Chaque histoire met en scène un projet concret et local soutenu par l'Union dans un des six pays concernés par la campagne: les personnes âgées en Finlande, la sécurité sur internet en Allemagne, les emplois verts en Espagne, les incubateurs d’entreprises innovantes au Portugal, les réseaux de jeunes entrepreneurs en Pologne, les formations professionnelles via Erasmus+ en Lettonie. Le choix de ces six pays, sur les 28 que compte l'Union, résulte d'une part, d'un savant dosage entre pays du nord et du sud, pays historiques de l'UE et nouveaux membres et surtout d'autre part, d'une sélection des pays où la population ayant une image neutre de l'Union est la plus importante (41% en Allemagne, 46% en Espagne, 48% en Finlande et 51% en Lettonie).

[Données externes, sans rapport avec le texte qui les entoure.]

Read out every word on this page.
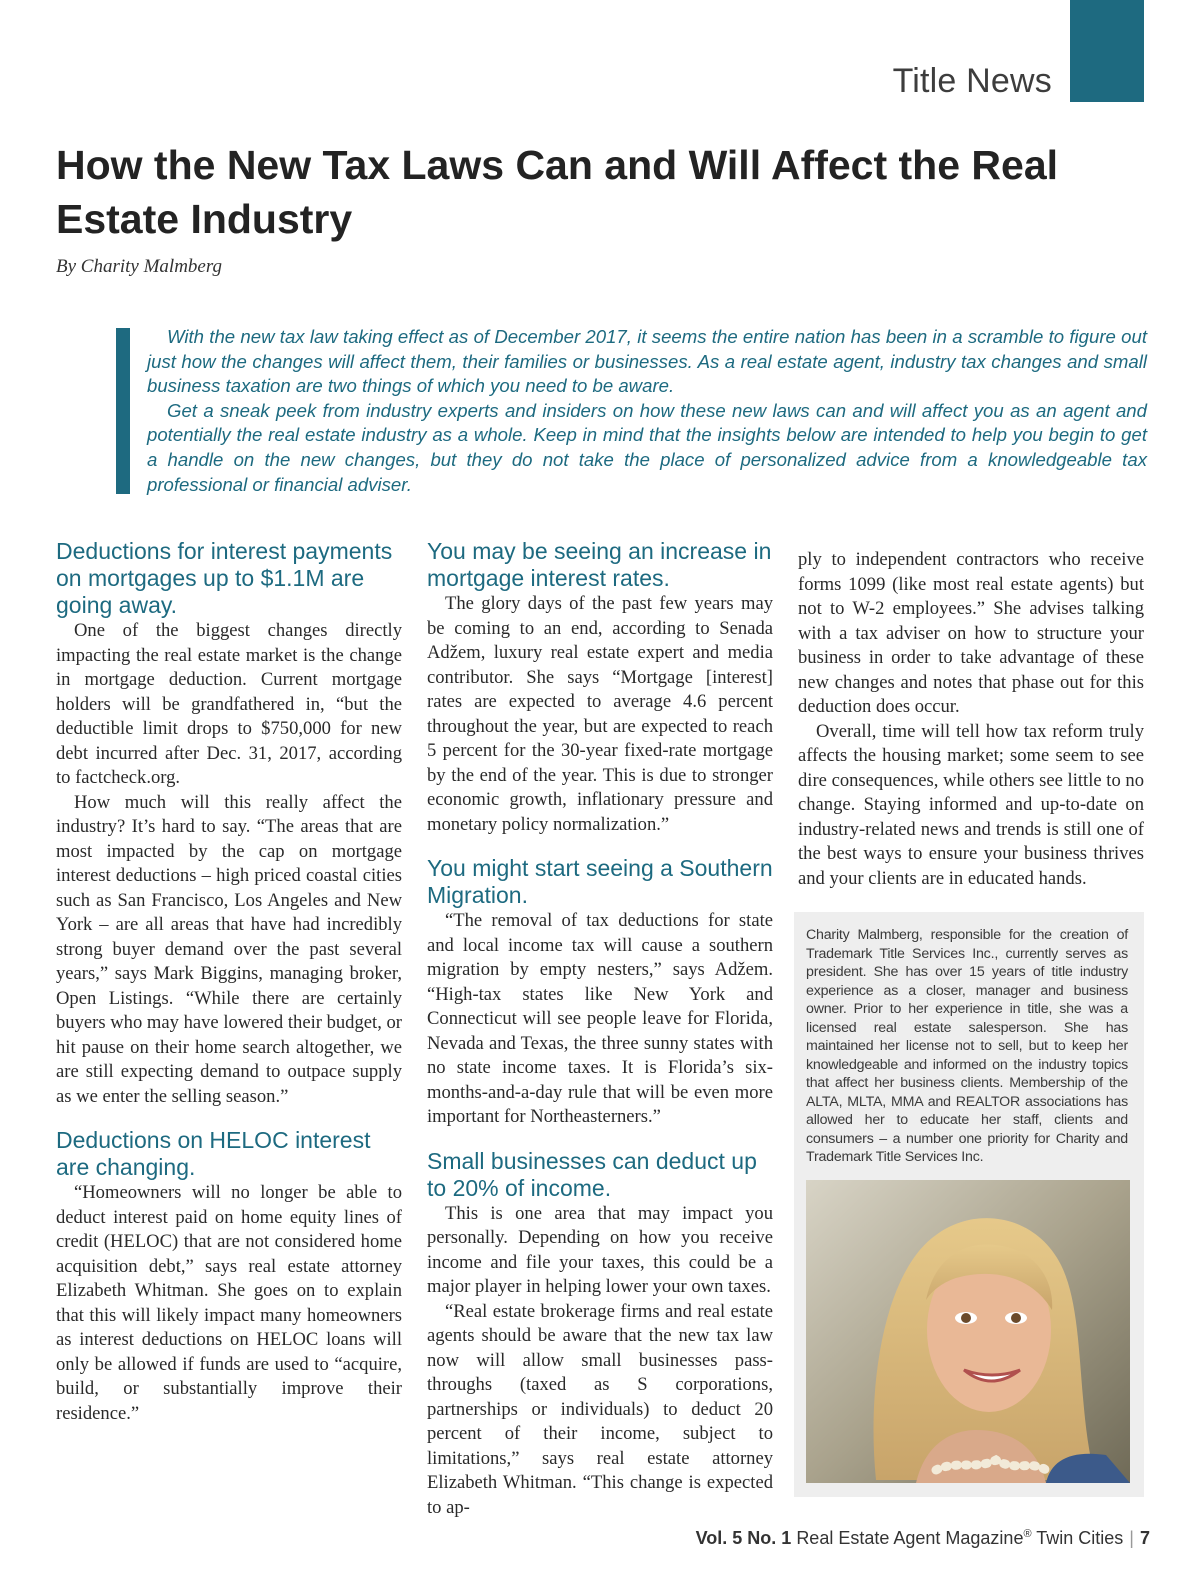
Title News
How the New Tax Laws Can and Will Affect the Real Estate Industry
By Charity Malmberg

With the new tax law taking effect as of December 2017, it seems the entire nation has been in a scramble to figure out just how the changes will affect them, their families or businesses. As a real estate agent, industry tax changes and small business taxation are two things of which you need to be aware.

Get a sneak peek from industry experts and insiders on how these new laws can and will affect you as an agent and potentially the real estate industry as a whole. Keep in mind that the insights below are intended to help you begin to get a handle on the new changes, but they do not take the place of personalized advice from a knowledgeable tax professional or financial adviser.

Deductions for interest payments on mortgages up to $1.1M are going away.

One of the biggest changes directly impacting the real estate market is the change in mortgage deduction. Current mortgage holders will be grandfathered in, “but the deductible limit drops to $750,000 for new debt incurred after Dec. 31, 2017, according to factcheck.org.

How much will this really affect the industry? It’s hard to say. “The areas that are most impacted by the cap on mortgage interest deductions – high priced coastal cities such as San Francisco, Los Angeles and New York – are all areas that have had incredibly strong buyer demand over the past several years,” says Mark Biggins, managing broker, Open Listings. “While there are certainly buyers who may have lowered their budget, or hit pause on their home search altogether, we are still expecting demand to outpace supply as we enter the selling season.”

Deductions on HELOC interest are changing.

“Homeowners will no longer be able to deduct interest paid on home equity lines of credit (HELOC) that are not considered home acquisition debt,” says real estate attorney Elizabeth Whitman. She goes on to explain that this will likely impact many homeowners as interest deductions on HELOC loans will only be allowed if funds are used to “acquire, build, or substantially improve their residence.”

You may be seeing an increase in mortgage interest rates.

The glory days of the past few years may be coming to an end, according to Senada Adžem, luxury real estate expert and media contributor. She says “Mortgage [interest] rates are expected to average 4.6 percent throughout the year, but are expected to reach 5 percent for the 30-year fixed-rate mortgage by the end of the year. This is due to stronger economic growth, inflationary pressure and monetary policy normalization.”

You might start seeing a Southern Migration.

“The removal of tax deductions for state and local income tax will cause a southern migration by empty nesters,” says Adžem. “High-tax states like New York and Connecticut will see people leave for Florida, Nevada and Texas, the three sunny states with no state income taxes. It is Florida’s six-months-and-a-day rule that will be even more important for Northeasterners.”

Small businesses can deduct up to 20% of income.

This is one area that may impact you personally. Depending on how you receive income and file your taxes, this could be a major player in helping lower your own taxes.

“Real estate brokerage firms and real estate agents should be aware that the new tax law now will allow small businesses pass-throughs (taxed as S corporations, partnerships or individuals) to deduct 20 percent of their income, subject to limitations,” says real estate attorney Elizabeth Whitman. “This change is expected to ap-

ply to independent contractors who receive forms 1099 (like most real estate agents) but not to W-2 employees.” She advises talking with a tax adviser on how to structure your business in order to take advantage of these new changes and notes that phase out for this deduction does occur.

Overall, time will tell how tax reform truly affects the housing market; some seem to see dire consequences, while others see little to no change. Staying informed and up-to-date on industry-related news and trends is still one of the best ways to ensure your business thrives and your clients are in educated hands.

Charity Malmberg, responsible for the creation of Trademark Title Services Inc., currently serves as president. She has over 15 years of title industry experience as a closer, manager and business owner. Prior to her experience in title, she was a licensed real estate salesperson. She has maintained her license not to sell, but to keep her knowledgeable and informed on the industry topics that affect her business clients. Membership of the ALTA, MLTA, MMA and REALTOR associations has allowed her to educate her staff, clients and consumers – a number one priority for Charity and Trademark Title Services Inc.
Vol. 5 No. 1 Real Estate Agent Magazine® Twin Cities | 7
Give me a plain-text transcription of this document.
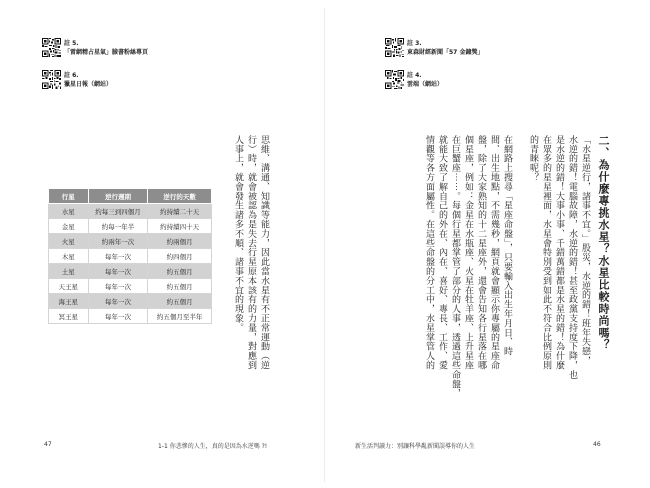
註 5.
「雷網精占星氣」臉書粉絲專頁
註 6.
獵星日報（網站）
思維、溝通、知識等能力，因此當水星有不正常運動（逆
行）時，就會被認為是失去行星原本該有的力量，對應到
人事上，就會發生諸多不順、諸事不宜的現象。
行星	逆行週期	逆行的天數
水星	約每三到四個月	約持續二十天
金星	約每一年半	約持續四十天
火星	約兩年一次	約兩個月
木星	每年一次	約四個月
土星	每年一次	約五個月
天王星	每年一次	約五個月
海王星	每年一次	約五個月
冥王星	每年一次	約五個月至半年
47	1-1 你悲慘的人生，真的是因為水逆嗎 ?!
註 3.
東森財經新聞「57 金鐘獎」
註 4.
雲端（網站）
二、為什麼專挑水星？水星比較時尚嗎？
「水星逆行，諸事不宜。」股災，水逆的錯！班年失戀，
水逆的錯！電腦故障，水逆的錯！甚至政黨支持度下降，也
是水逆的錯！大事小事、千錯萬錯都是水星的錯！為什麼
在眾多的星星裡面，水星會特別受到如此不符合比例原則
的青睞呢？
在網路上搜尋「星座命盤」，只要輸入出生年月日、時
間、出生地點，不需幾秒，網頁就會顯示你專屬的星座命
盤，除了大家熟知的十二星座外，還會告知各行星落在哪
個星座，例如：金星在水瓶座、火星在牡羊座、上升星座
在巨蟹座⋯⋯。每個行星都掌管了部分的人事，透過這些命盤，
就能大致了解自己的外在、內在、喜好、專長、工作、愛
情觀等各方面屬性。在這些命盤的分工中，水星掌管人的
新生活判讀力：別讓科學亂新聞誤導你的人生	46
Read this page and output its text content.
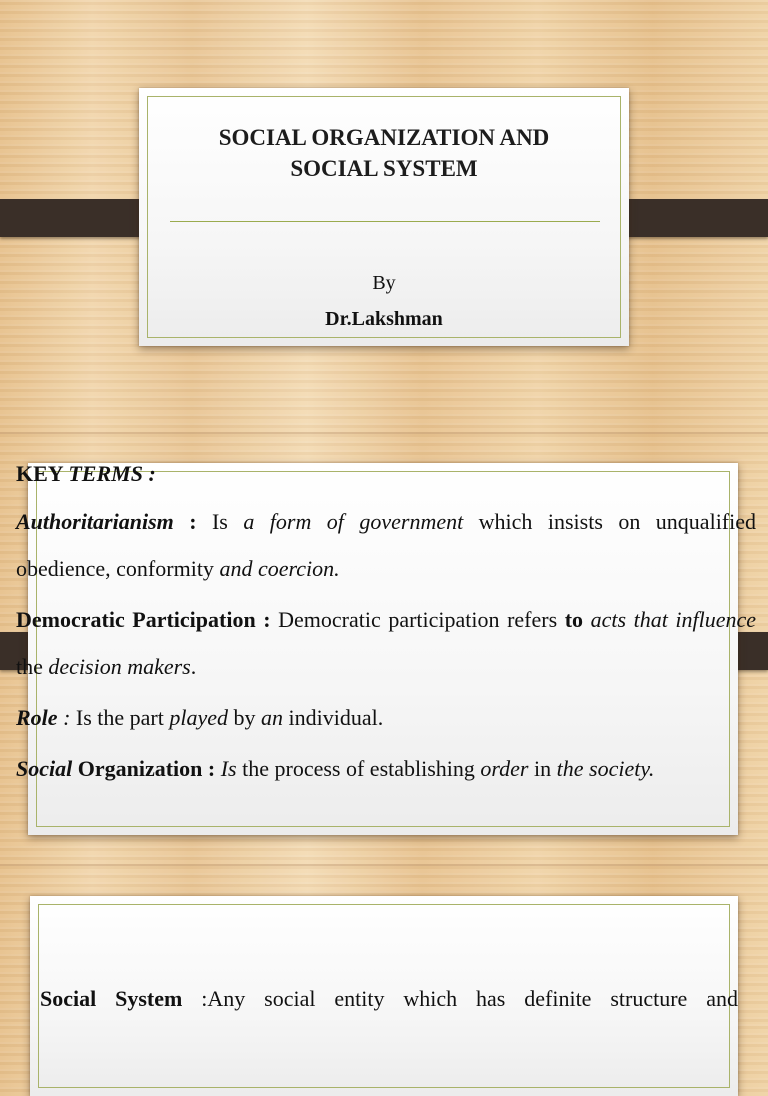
SOCIAL ORGANIZATION AND
SOCIAL SYSTEM
By
Dr.Lakshman

KEY TERMS :

Authoritarianism : Is a form of government which insists on unqualified obedience, conformity and coercion.

Democratic Participation : Democratic participation refers to acts that influence the decision makers.

Role : Is the part played by an individual.

Social Organization : Is the process of establishing order in the society.

Social System :Any social entity which has definite structure and
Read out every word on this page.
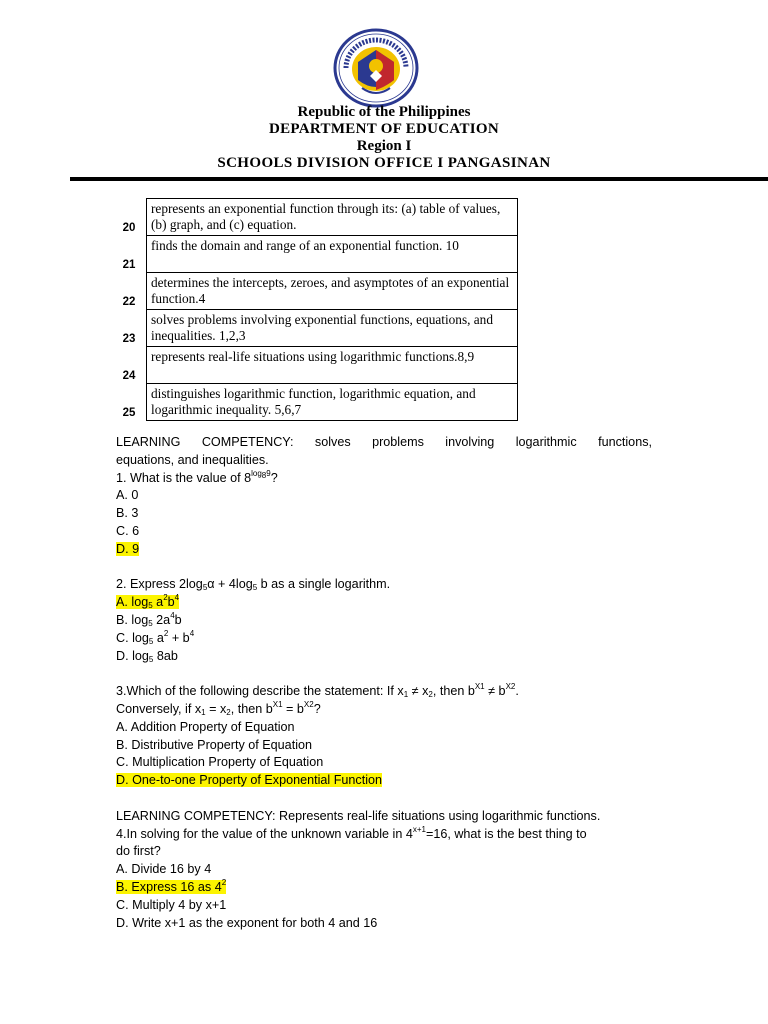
Republic of the Philippines
DEPARTMENT OF EDUCATION
Region I
SCHOOLS DIVISION OFFICE I PANGASINAN
20	represents an exponential function through its: (a) table of values, (b) graph, and (c) equation.
21	finds the domain and range of an exponential function. 10
22	determines the intercepts, zeroes, and asymptotes of an exponential function.4
23	solves problems involving exponential functions, equations, and inequalities. 1,2,3
24	represents real-life situations using logarithmic functions.8,9
25	distinguishes logarithmic function, logarithmic equation, and logarithmic inequality. 5,6,7
LEARNING COMPETENCY: solves problems involving logarithmic functions,
equations, and inequalities.
1. What is the value of $8^{log_89}$?
A. 0
B. 3
C. 6
D. 9
2. Express $2\log_5\alpha + 4\log_5$ b as a single logarithm.
A. $\log_5 a^2b^4$
B. $\log_5 2a^4b$
C. $\log_5 a^2 + b^4$
D. $\log_5 8ab$
3.Which of the following describe the statement: If $x_1 \ne x_2$, then $b^{X1} \ne b^{X2}$.
Conversely, if $x_1 = x_2$, then $b^{X1} = b^{X2}$?
A. Addition Property of Equation
B. Distributive Property of Equation
C. Multiplication Property of Equation
D. One-to-one Property of Exponential Function
LEARNING COMPETENCY: Represents real-life situations using logarithmic functions.
4.In solving for the value of the unknown variable in $4^{x+1}=16$, what is the best thing to
do first?
A. Divide 16 by 4
B. Express 16 as $4^2$
C. Multiply 4 by x+1
D. Write x+1 as the exponent for both 4 and 16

«Afin d'appuyer notre propos, nous avons opté à la fois pour une approche basée sur la démonstration et la révélation, avec un contenu pédagogique basé sur de vraies histoires de bénéficiaires des programmes européens, et pour un traitement divertissant, sortant des codes institutionnels classiques avec une théâtralisation de la réalité recourant à la symbolique pour raconter la complexité de ces histoires», explique Fabrice Conrad, qui vient d'être promu directeur général d'Havas Paris.

Plateforme digitale

Au fur et à mesure du déploiement de la campagne depuis fin novembre, un événement presse de lancement, ouvert au public, était organisé dans la capitale de chaque pays visé assorti d'une performance artistique: généralement un street artist local produisant une œuvre sur le thème abordé par la publicité du pays en question. Enfin, dernier étage de la fusée, la mise en place d'une plateforme digitale «Working for you» qui présente 80 projets concrets de l’UE au travers de contenus visuels et vidéo (infographies, making-of, interviews, etc.).

Seul bémol à cette initiative louable, bien que tardive: il ne s'agit pour l'instant que d'une campagne pilote. «L'idée est de poursuivre cette démarche d'une façon ou d'une autre, mais rien n'est encore arrêté», commente-t-on à la Commission qui assure que 27 millions d'Européens ont déjà mémorisé la campagne, soit 15% de la cible visée et que 700 000 ont accédé à la plateforme dédiée. «A l'image de certains Etats et d'autres grandes institutions, l'Union européenne réalise qu'il faut valoriser sa marque», note Fabrice Conrad qui rappelle cependant qu'une telle démarche ne vaut que si «elle est systématisée et déployée dans tous les pays de façon récurrente».